不過這樣乾坐着也不是個辦法,得找點什麼說辭來打破這屋子裡難堪的氣氛。於是他問道:“上回聽月兒說你準備把戶籍落在燕州,事情辦好了吧?”
“……辦、辦好了。”不知道爲什麼,女娃突然張皇起來。她有點手足無措,雙手緊緊地攥着自己的腰帶;臉色變得也有點蒼白。
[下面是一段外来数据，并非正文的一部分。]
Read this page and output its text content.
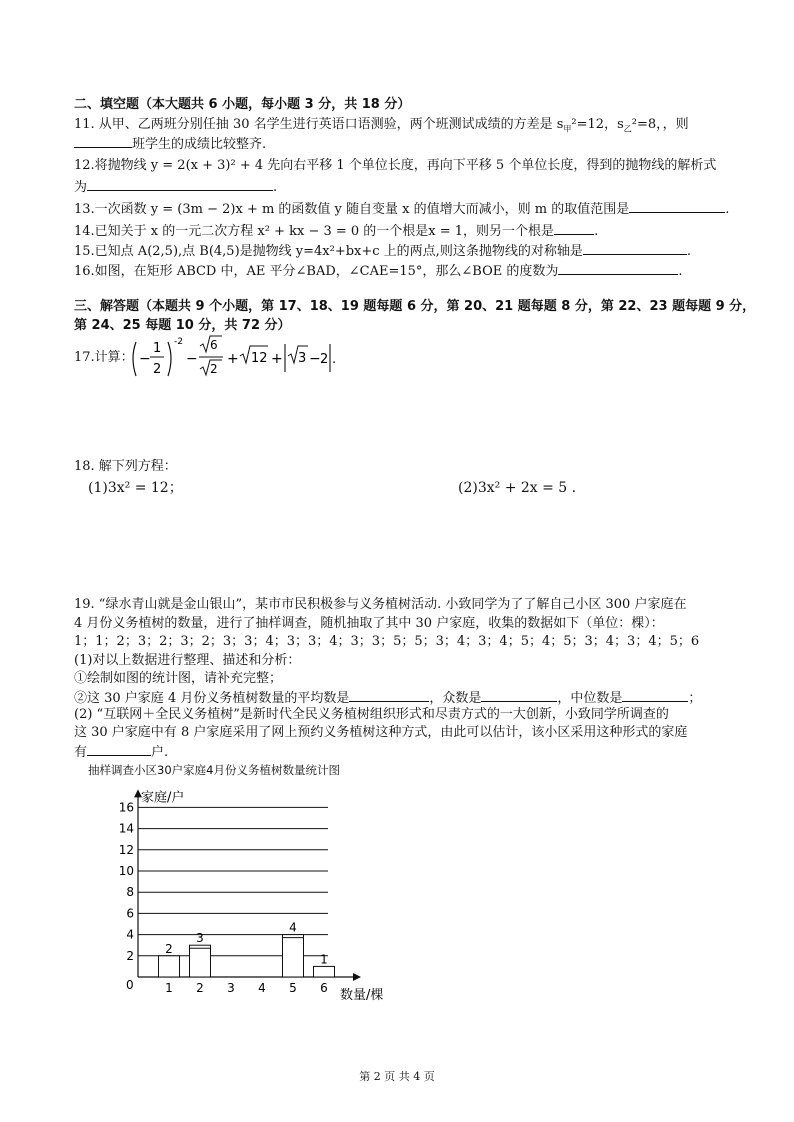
二、填空题（本大题共 6 小题，每小题 3 分，共 18 分）
11. 从甲、乙两班分别任抽 30 名学生进行英语口语测验，两个班测试成绩的方差是 $s_甲^2=12$，$s_乙^2=8$，，则
班学生的成绩比较整齐.
12.将抛物线 y = 2(x + 3)² + 4 先向右平移 1 个单位长度，再向下平移 5 个单位长度，得到的抛物线的解析式
为	.
13.一次函数 y = (3m − 2)x + m 的函数值 y 随自变量 x 的值增大而减小，则 m 的取值范围是	.
14.已知关于 x 的一元二次方程 x² + kx − 3 = 0 的一个根是x = 1，则另一个根是	.
15.已知点 A(2,5),点 B(4,5)是抛物线 y=4x²+bx+c 上的两点,则这条抛物线的对称轴是	.
16.如图，在矩形 ABCD 中，AE 平分∠BAD，∠CAE=15°，那么∠BOE 的度数为	.
三、解答题（本题共 9 个小题，第 17、18、19 题每题 6 分，第 20、21 题每题 8 分，第 22、23 题每题 9 分，
第 24、25 每题 10 分，共 72 分）
17.计算： −
1
2
-2
−
6
2
+ 12 + 3 − 2 .
18. 解下列方程：
(1)3x² = 12；	(2)3x² + 2x = 5 .
19. “绿水青山就是金山银山”，某市市民积极参与义务植树活动. 小致同学为了了解自己小区 300 户家庭在
4 月份义务植树的数量，进行了抽样调查，随机抽取了其中 30 户家庭，收集的数据如下（单位：棵）：
1；1；2；3；2；3；2；3；3；4；3；3；4；3；3；5；5；3；4；3；4；5；4；5；3；4；3；4；5；6
(1)对以上数据进行整理、描述和分析：
①绘制如图的统计图，请补充完整；
②这 30 户家庭 4 月份义务植树数量的平均数是	，众数是	，中位数是	；
(2) “互联网＋全民义务植树”是新时代全民义务植树组织形式和尽责方式的一大创新，小致同学所调查的
这 30 户家庭中有 8 户家庭采用了网上预约义务植树这种方式，由此可以估计，该小区采用这种形式的家庭
有	户.
抽样调查小区30户家庭4月份义务植树数量统计图
2
4
6
8
10
12
14
16
家庭/户
数量/棵
0	1
2
2
3
3 4 5
4
6
1
第 2 页 共 4 页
商成瞧着她神色大變,一下就意識到自己說錯了話。這女娃是個可憐人,夫家刻薄不認她,孃家膽小又不敢接她回去,就算她把戶籍落在燕州,其實也沒別的地方可以去。她纔多大啊,就要受這樣的苦?他馬上糾正自己的錯誤,佯作沒事一樣繼續說下去:“我還說要是沒把戶籍落上,我就去找人關說下人情,既然十七叔都把事情辦好了,那我是白操這份心了。這下好咧,有了戶籍,你不用擔心再被官上查了一一當然這大院子裡一般也沒什麼人敢來。”他有點不自然地乾笑了兩聲。
盼兒畢竟年紀輕,根本就既沒分辨出他前後兩段話並不一致,也沒聽出他的笑聲乾巴巴的毫無生氣,聽他這樣一講,也忍不住咬着嘴微笑起來。
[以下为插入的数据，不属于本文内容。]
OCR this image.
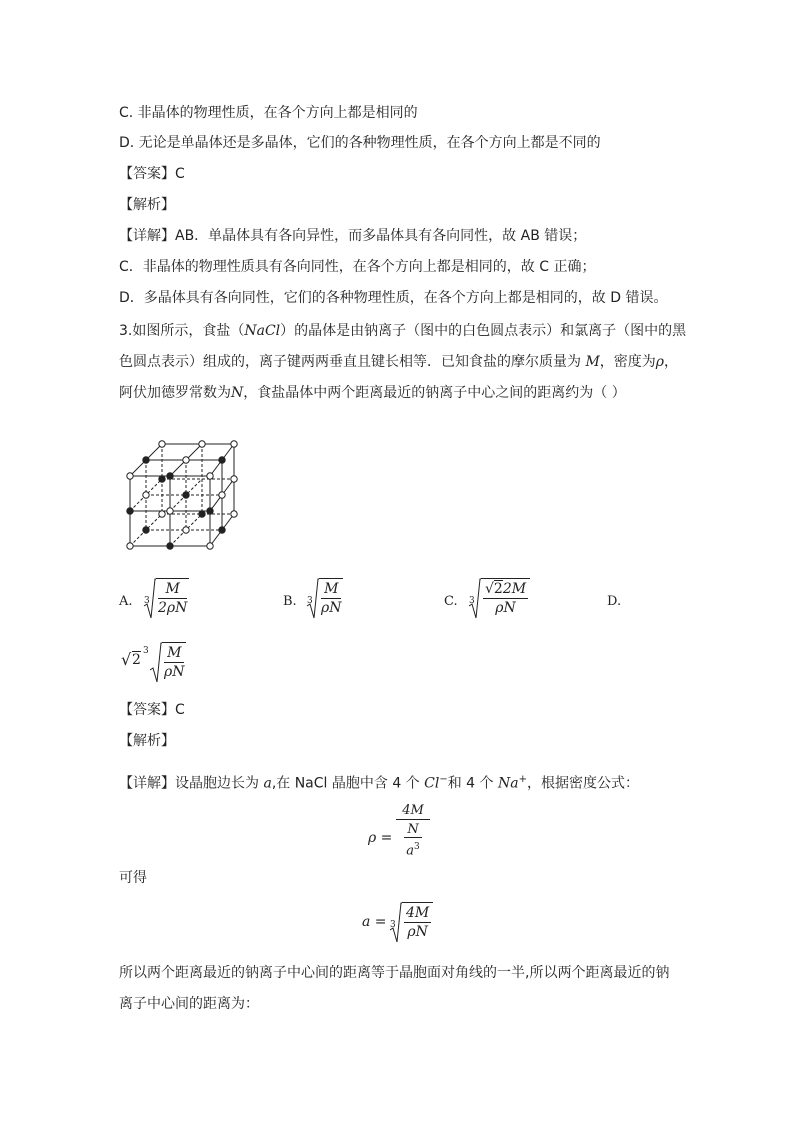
C. 非晶体的物理性质，在各个方向上都是相同的
D. 无论是单晶体还是多晶体，它们的各种物理性质，在各个方向上都是不同的
【答案】C
【解析】
【详解】AB．单晶体具有各向异性，而多晶体具有各向同性，故 AB 错误；
C．非晶体的物理性质具有各向同性，在各个方向上都是相同的，故 C 正确；
D．多晶体具有各向同性，它们的各种物理性质，在各个方向上都是相同的，故 D 错误。
3.如图所示，食盐（NaCl）的晶体是由钠离子（图中的白色圆点表示）和氯离子（图中的黑
色圆点表示）组成的，离子键两两垂直且键长相等．已知食盐的摩尔质量为 M，密度为ρ，
阿伏加德罗常数为N，食盐晶体中两个距离最近的钠离子中心之间的距离约为（ ）
A. $3 \frac{M}{2\rho N}$	B. $3 \frac{M}{\rho N}$	C. $3 \frac{√22M}{\rho N}$	D.
√ 2
$3 \frac{M}{\rho N}$
【答案】C
【解析】
【详解】设晶胞边长为 a,在 NaCl 晶胞中含 4 个 Cl−和 4 个 Na+，根据密度公式：
ρ =
4M
N
$a^3$
可得
$a = 3 \frac{4M}{\rho N}$
所以两个距离最近的钠离子中心间的距离等于晶胞面对角线的一半,所以两个距离最近的钠
离子中心间的距离为：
看她臉上有了笑容,商成馬上說:“說起來我還要多謝你,要不是你陪着我妹子,她一個人孤零零地,一天到晚連個說話人都沒有,日子不知道會有多麼枯燥。”
“不!不是的!我……我還要多謝你收留……”
商成假作沒留意她的話,打斷她說:“你就安心在這裡住着。嫌悶氣了,去十七叔那裡走走,或者去城裡街市上轉轉一一天天悶在家裡可不好。要不去陸家陶家去結識幾個小姐妹也成。陸公和陶公和我說幾回了,埋怨我怎麼不讓兩個妹子去各家認認門。”他隨口扯了個謊,“陶公的兩個孫女和你還有月兒歲數差不多,你們在一起,應該有很多話能說。”說着,他又想起來一個事。“哦,大丫也和你差不多大吧?你是姐姐,還是大丫是姐姐?”他隨口說得高興,倒忘記了這個時代問一個女子的年齡和生辰是一件多麼不禮貌的事情。
盼兒猶豫了一下,說:“我和大丫姐同年同月,她比我大五天。”
“哦。”商成端着碗仰起臉想了想,可實在是記不清楚大丫今年多大了,反正不是十八就是十九。至於大丫的生日嘛……幾年前好象聽月兒說過兩回,時間久了記憶早就模糊了;好象就是這個月?他也沒有再問,三下兩下把面片撈光,又把碗裡的湯也喝了個底朝天,筷子一放抹了抹嘴,愜意地拍了下肚皮,誇獎盼兒道,“真沒看出來,你的手藝這樣高,不錯,真是不錯!”
盼兒收拾起碗筷出去,不一會又端着個托盤進來。